Gordon Kent - Niewidzialna ofensywa.pdf

(1861 KB) Pobierz
Gordon Kent
Niewidzialna Ofensywa
(Hop Hook)
Przekład Wojciech Pusłowski
Część I
Zdrada
1
Wenecja
Ulice były rzekami kolorów płynącymi w ciemnościach, jedwabie i
cekiny wirowały wokół nagich ciał. Peleryny i maski chroniły przed atakami
deszczu i morską wodą bryzgającą spod stóp. Kostiumy sunęły w stronę
placu Świętego Marka, a wody Adriatyku cofały się w odpływie,
pozostawiając słone kałuże, w których odbijały się światła karnawału.

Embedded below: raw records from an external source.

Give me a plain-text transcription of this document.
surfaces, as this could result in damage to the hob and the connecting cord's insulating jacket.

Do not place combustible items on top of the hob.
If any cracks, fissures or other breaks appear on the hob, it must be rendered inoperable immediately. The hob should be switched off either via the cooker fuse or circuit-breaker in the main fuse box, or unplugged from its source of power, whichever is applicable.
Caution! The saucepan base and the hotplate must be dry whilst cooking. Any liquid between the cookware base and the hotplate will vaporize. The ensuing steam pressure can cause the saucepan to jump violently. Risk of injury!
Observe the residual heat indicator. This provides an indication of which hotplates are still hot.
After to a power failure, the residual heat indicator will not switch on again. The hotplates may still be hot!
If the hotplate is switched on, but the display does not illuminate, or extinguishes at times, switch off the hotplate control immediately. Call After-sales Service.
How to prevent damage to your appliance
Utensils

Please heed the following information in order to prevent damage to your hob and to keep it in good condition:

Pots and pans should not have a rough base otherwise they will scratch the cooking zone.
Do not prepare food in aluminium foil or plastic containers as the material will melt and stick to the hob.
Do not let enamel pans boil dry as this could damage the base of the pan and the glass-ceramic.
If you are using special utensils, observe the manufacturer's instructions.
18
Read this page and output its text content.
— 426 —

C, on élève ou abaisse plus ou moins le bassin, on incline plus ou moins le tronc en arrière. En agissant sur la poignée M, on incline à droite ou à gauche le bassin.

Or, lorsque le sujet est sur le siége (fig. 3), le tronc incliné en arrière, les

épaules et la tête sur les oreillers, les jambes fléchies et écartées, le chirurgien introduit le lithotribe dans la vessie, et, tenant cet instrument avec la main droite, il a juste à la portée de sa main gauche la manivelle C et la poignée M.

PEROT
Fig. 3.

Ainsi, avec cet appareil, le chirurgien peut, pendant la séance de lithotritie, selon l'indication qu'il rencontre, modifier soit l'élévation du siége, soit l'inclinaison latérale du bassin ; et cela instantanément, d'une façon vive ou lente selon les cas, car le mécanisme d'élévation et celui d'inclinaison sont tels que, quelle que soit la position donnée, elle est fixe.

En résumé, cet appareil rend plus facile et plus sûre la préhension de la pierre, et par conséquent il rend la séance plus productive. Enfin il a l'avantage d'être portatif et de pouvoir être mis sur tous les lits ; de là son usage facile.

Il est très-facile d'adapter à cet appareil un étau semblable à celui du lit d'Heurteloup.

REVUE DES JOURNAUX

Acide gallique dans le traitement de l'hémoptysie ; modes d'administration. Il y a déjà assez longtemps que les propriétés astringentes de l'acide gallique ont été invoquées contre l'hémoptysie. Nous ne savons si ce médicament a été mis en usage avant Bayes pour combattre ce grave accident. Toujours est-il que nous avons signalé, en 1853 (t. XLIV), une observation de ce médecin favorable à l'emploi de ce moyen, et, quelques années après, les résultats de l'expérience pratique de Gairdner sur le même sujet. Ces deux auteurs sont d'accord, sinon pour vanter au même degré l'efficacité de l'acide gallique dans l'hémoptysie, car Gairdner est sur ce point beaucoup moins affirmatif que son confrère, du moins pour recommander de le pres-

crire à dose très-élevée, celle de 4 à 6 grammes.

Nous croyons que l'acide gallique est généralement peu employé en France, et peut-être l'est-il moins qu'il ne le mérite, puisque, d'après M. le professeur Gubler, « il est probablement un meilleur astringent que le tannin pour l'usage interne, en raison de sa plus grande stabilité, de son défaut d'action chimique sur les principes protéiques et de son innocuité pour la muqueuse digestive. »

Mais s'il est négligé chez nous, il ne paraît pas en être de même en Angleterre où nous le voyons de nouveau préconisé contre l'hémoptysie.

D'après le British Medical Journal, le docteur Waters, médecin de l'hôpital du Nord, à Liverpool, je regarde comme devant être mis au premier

Głośna muzyka dochodząca z pałaców i szaleńcza wrzawa głosów
mówiących, krzyczących i śpiewających po włosku i we wszystkich innych
językach świata ogłuszały Annę. Biegła tak szybko, jak mogła. Jej męski
kostium uratował ją w tych paru sekundach, kiedy się okazało, że spotkanie
przebiega zupełnie inaczej, niż oczekiwała, a teraz dawał jej większą
swobodę ruchów, pozwalał szybciej przeciskać się przez tłum. Wisząca u jej
boku szpada uderzała o nogi przechodniów, odpięła ją więc i chwyciła w
lewą dłoń.
Przystanęła i przywarła plecami do ściany jakiegoś starego sklepiku.
Płuca bolały ją od wysiłku. Kamienie pulsowały dochodzącą z wnętrza
budynku muzyką. Wychyliła się zza rogu i spojrzała na łuk wąskiego mostu.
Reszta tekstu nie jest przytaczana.